Alchemy Database’s datastore-side-scripting was implemented in about 200 lines of C code, and defines a single Lua function “client()” in C, yet it opens up a whole new level of functionality. Performance tests have shown that running Lua has about a 42% performance hit server-side (i.e. 50K req/s) as compared to a single native Alchemy Database call (e.g. SET vs. LUA ‘return client(“SET”);), but packing multiple “client()” calls into a single LUA function does not cause a linear slowdown, meaning use cases that bottleneck on sequential webserver-datastore I/O will see a HUGE performance boost from pushing logic into the datastore.

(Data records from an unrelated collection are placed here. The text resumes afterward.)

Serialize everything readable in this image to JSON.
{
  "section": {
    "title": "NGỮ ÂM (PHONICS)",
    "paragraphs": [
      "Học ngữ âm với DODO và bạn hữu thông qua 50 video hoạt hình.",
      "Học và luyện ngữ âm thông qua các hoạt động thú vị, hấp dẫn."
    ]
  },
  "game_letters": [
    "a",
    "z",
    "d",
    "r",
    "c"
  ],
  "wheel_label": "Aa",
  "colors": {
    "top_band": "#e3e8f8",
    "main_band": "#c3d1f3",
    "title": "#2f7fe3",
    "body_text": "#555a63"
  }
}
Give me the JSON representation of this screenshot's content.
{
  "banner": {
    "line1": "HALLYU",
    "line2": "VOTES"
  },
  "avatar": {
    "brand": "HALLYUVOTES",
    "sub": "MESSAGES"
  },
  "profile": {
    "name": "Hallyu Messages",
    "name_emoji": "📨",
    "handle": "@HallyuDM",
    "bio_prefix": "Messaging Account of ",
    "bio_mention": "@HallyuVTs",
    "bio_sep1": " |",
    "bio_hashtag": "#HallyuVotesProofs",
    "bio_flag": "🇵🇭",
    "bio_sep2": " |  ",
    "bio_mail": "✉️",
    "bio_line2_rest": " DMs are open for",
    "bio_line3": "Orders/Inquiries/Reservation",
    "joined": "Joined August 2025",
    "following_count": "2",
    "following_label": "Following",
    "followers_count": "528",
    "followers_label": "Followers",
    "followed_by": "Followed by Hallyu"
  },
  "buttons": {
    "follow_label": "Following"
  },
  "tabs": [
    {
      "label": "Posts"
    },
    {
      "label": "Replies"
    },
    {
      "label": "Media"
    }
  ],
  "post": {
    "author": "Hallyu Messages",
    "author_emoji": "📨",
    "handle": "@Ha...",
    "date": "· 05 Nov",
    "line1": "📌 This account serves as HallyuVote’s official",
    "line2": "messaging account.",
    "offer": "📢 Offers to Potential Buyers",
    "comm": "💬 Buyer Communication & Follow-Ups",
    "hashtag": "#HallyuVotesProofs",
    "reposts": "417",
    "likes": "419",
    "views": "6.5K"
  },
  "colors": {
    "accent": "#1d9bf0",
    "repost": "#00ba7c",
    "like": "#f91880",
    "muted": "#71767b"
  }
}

I do want to stress Alchemy Database’s datastore-side-scripting is meant to be used w/ caution. Proper usage (IMO) of Lua in Alchemy Database is to implement very trivial logic datastore-side (e.g. do not do a for loop w/ 10K lookups), especially because Alchemy Database is single threaded and long running queries block other queries during their execution. Recommended usage is to try and pack trivial logical blocks into a single datastore request, effectively avoiding sequential webserver-to-datastore requests. Lua scripting does open up the possibility for map-reduce, Alchemy Database-as-a-RDBMS-proxy/cache, (and for pathological hackers) even usage as a zero-security front-end server … but that was not the intent of embedding Lua; if you use Lua in Alchemy Database in this manner, you are hacking, please know what you are doing.

Datastore-side-scripting is a balancing act that can be exploited for gain by careful/savvy developers or wrongly implemented for loss by sloppy programming/data-modelling … It gives more power to the Developer and consequently the developer needs to wield said power wisely.